Gaji yang diterima para pengajar cukup memadai, berkisar antara Rp 20.000 hingga Rp 50.000 setiap jam mengajar. "Kita kan harus memperhatikan kesejahteraan guru-guru," kata Sony.
Selain berkat doa dan kasih sayang ibu, Sony mengaku salah satu kunci kesuksesannya yang lain adalah dia berani untuk gagal. Kelemahan yang terdapat pada sebagian besar anak muda, kata Sony, adalah karena sebagian besar dari mereka takut gagal. Padahal, kata Sony, dengan kegagalan kita bisa belajar banyak
"Perusahaan besar saja pernah gagal. Namun, umumnya orang tidak pernah melihat kegagalan sebelum kesuksesan yang mereka raih sekarang," kata Sony. Dia juga menilai anak muda sekarang umumnya tidak mau bersakit-sakit dalam memulai suatu usaha.

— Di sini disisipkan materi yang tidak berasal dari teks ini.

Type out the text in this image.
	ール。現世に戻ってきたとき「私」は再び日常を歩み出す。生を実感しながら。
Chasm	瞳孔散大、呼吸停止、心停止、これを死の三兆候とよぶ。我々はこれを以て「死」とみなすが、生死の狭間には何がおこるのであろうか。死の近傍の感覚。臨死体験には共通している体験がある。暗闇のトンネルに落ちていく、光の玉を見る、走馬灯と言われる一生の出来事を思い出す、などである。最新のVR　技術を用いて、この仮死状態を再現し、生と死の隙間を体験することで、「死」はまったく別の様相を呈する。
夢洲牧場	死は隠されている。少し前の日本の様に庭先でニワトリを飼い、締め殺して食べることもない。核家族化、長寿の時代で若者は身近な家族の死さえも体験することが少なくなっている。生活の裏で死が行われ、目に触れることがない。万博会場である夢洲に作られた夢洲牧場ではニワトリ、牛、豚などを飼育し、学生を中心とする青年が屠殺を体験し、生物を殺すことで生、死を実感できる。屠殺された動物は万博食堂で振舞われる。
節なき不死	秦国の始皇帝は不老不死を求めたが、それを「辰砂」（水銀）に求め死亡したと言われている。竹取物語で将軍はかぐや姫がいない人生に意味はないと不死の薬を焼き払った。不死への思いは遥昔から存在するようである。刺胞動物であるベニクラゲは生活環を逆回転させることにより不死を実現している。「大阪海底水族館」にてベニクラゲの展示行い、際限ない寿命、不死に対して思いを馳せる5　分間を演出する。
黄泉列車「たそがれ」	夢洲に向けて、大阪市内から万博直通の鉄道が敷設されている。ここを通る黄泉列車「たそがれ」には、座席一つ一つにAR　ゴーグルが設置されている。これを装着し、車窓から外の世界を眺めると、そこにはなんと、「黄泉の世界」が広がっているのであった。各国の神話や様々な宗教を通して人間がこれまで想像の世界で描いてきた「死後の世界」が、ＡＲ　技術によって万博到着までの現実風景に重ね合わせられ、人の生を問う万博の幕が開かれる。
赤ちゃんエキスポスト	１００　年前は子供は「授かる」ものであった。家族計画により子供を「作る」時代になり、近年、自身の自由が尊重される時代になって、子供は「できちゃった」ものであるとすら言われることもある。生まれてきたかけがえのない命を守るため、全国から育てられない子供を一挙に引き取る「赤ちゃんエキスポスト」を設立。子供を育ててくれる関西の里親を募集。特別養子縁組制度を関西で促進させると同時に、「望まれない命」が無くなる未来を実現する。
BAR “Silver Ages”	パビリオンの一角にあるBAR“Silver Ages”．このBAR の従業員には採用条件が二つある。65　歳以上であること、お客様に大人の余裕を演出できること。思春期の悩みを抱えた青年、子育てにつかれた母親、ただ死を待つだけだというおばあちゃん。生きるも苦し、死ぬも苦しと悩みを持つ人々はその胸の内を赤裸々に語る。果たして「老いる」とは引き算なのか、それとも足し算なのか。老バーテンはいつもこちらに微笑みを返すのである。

Sony memang berhasil mengembangkan bisnisnya-yang semuanya masih di bidang pendidikan-hingga menjadi empat perusahaan.
Tidak heran jika dia menerima penghargaan dari ITB sebagai Penghargaan Alumni ITB Berprestasi tahun 2002 dalam bidang industri. Sebelumnya, Sony memperoleh penghargaan Citra Top Executive Indonesia tahun 1997 dan 50 Enterprise Semangat Wirausaha Indonesia dari majalah SWA dan Accenture.
Serius dan berkemauan keras memang salah satu falsafah hidupnya. Hasilnya, dia sukses pada usia muda. Pepatah mengatakan, di mana ada kemauan di situ ada jalan.